Je m’appelle Marine et je suis ébéniste-restauratrice.

Depuis le début de la crise sanitaire, vous êtes très impliquée au sein du groupe « Couturières solidaires Ille-et-Vilaine (35) ». En quoi consiste ce groupe, qui en fait partie et quelles sont vos motivations ?

Ce groupe s’est créé spontanément, c’est une branche départementale de l’un des réseaux nationaux de couture de masques bénévoles. L’objectif était d’agir face à la pénurie de masques pour équiper les soignant.es, les travailleurs.es exposés au public et les associations sociales.
Nous avions mis en place un système de collecte qui permettait aux couturier.es de ne pas avoir à se déplacer. En centralisant ainsi la production, nous pouvions aussi répondre à des demandes plus importantes sans que les couturier.es n’aient trop de pression.

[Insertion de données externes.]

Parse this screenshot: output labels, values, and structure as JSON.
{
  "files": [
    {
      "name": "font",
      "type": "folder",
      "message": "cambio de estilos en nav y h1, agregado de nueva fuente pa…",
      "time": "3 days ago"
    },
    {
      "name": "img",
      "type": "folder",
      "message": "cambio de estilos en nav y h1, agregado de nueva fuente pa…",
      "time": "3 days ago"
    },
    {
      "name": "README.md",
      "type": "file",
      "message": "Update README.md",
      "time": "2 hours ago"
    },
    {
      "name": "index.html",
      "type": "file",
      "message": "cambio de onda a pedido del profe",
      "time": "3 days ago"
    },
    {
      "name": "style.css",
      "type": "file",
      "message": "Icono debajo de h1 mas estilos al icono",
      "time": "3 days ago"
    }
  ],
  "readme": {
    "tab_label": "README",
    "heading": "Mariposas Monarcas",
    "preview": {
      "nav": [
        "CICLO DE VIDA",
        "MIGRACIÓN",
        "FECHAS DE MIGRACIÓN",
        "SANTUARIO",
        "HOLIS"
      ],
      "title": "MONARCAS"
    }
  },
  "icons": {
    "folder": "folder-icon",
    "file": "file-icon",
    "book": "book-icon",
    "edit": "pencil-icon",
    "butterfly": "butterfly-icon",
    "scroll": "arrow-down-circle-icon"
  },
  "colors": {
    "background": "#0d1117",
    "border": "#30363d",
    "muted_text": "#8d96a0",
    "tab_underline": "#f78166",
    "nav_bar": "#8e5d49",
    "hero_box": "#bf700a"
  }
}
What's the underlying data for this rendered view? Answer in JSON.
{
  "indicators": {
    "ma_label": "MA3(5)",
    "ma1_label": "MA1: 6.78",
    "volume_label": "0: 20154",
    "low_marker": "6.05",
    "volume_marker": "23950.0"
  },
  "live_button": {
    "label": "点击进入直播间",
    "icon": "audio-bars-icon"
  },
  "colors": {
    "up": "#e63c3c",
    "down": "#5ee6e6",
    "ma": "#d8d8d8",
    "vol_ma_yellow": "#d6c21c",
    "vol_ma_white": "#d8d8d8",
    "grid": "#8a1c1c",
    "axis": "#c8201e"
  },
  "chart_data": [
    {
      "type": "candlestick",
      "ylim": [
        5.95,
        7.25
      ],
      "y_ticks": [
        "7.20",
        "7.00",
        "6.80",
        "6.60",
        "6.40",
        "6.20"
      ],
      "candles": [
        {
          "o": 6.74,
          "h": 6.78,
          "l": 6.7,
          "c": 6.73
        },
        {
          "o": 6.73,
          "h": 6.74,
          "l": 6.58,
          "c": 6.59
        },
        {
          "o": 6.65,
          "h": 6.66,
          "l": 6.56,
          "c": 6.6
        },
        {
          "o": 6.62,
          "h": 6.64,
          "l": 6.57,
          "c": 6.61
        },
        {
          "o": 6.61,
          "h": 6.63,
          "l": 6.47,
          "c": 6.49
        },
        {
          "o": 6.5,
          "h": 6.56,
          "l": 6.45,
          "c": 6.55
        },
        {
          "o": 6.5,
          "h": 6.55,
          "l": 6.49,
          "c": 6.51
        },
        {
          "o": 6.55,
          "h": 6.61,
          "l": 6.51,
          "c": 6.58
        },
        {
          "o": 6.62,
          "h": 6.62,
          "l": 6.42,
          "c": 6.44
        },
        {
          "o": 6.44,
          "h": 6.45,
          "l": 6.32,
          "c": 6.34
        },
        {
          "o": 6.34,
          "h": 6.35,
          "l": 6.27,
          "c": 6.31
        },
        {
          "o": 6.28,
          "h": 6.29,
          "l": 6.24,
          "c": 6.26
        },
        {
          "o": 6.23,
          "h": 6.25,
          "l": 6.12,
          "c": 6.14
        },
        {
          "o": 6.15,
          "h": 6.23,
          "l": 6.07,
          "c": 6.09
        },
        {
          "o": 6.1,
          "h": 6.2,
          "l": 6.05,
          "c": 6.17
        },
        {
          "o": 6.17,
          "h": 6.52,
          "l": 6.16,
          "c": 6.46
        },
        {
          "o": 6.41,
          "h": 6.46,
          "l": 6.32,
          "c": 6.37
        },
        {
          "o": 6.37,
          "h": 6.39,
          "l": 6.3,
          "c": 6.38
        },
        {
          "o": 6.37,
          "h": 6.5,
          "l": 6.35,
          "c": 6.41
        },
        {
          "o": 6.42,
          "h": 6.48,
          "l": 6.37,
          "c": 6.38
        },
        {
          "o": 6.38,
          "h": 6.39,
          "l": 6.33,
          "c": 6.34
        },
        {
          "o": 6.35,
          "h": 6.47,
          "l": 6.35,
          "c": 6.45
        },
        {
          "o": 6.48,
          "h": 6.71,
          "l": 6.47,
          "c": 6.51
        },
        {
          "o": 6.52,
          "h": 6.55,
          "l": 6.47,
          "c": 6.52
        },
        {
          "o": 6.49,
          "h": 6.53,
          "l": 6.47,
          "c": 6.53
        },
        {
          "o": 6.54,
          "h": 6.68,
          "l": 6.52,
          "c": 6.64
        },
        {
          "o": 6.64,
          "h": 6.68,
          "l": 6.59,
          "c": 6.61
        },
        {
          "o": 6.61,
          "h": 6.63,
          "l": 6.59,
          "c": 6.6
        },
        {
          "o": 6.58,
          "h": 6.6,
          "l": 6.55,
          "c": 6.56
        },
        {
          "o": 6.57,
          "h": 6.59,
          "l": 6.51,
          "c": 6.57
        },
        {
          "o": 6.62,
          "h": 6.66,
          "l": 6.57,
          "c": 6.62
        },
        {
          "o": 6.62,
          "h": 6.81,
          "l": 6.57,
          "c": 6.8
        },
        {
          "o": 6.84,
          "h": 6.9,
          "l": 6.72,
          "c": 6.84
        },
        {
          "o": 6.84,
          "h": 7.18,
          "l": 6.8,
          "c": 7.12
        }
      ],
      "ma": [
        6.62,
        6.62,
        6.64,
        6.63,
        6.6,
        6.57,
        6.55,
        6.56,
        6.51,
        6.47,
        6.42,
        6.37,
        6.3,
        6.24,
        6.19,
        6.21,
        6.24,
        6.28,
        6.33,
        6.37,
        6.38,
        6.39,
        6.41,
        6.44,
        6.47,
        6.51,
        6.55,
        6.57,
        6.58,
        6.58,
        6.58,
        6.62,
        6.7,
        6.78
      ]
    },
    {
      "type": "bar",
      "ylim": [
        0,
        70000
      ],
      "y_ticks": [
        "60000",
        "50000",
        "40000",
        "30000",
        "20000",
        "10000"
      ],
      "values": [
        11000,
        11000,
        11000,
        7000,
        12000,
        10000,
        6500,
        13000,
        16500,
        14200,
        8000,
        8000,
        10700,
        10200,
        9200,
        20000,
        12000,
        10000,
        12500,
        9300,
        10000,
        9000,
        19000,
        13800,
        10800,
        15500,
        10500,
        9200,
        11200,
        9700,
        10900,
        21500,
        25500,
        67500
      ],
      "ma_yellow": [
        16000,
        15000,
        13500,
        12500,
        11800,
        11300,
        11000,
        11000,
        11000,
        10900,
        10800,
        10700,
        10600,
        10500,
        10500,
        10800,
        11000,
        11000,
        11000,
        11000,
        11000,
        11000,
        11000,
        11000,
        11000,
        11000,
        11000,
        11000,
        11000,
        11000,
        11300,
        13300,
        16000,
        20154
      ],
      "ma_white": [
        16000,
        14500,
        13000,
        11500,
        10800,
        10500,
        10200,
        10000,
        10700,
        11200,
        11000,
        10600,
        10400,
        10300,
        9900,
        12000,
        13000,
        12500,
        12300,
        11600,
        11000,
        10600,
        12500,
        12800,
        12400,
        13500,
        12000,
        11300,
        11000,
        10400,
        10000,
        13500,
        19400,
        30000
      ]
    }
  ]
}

On a vu dans de nombreuses villes des personnes produire des centaines de masques seul.es pour des Ehpads par exemple et travailler d’arrache-pied pour y arriver. En nous regroupant, nous avons pu nous répartir le travail. Beaucoup de couturier.es étaient des femmes, déjà très confrontées aux difficultés du quotidien en confinement, la couture a été une injection supplémentaire au travail bénévole, c’était important pour nous qu’elles ne le vivent pas comme une pression de plus.
Nous avons travaillé et produit au total 5000 masques grâce à un collectif de 280 bénévoles répartis dans la région. Je crois que cela a permis de répondre à l’ensemble de la demande urgente entre fin mars et début mai.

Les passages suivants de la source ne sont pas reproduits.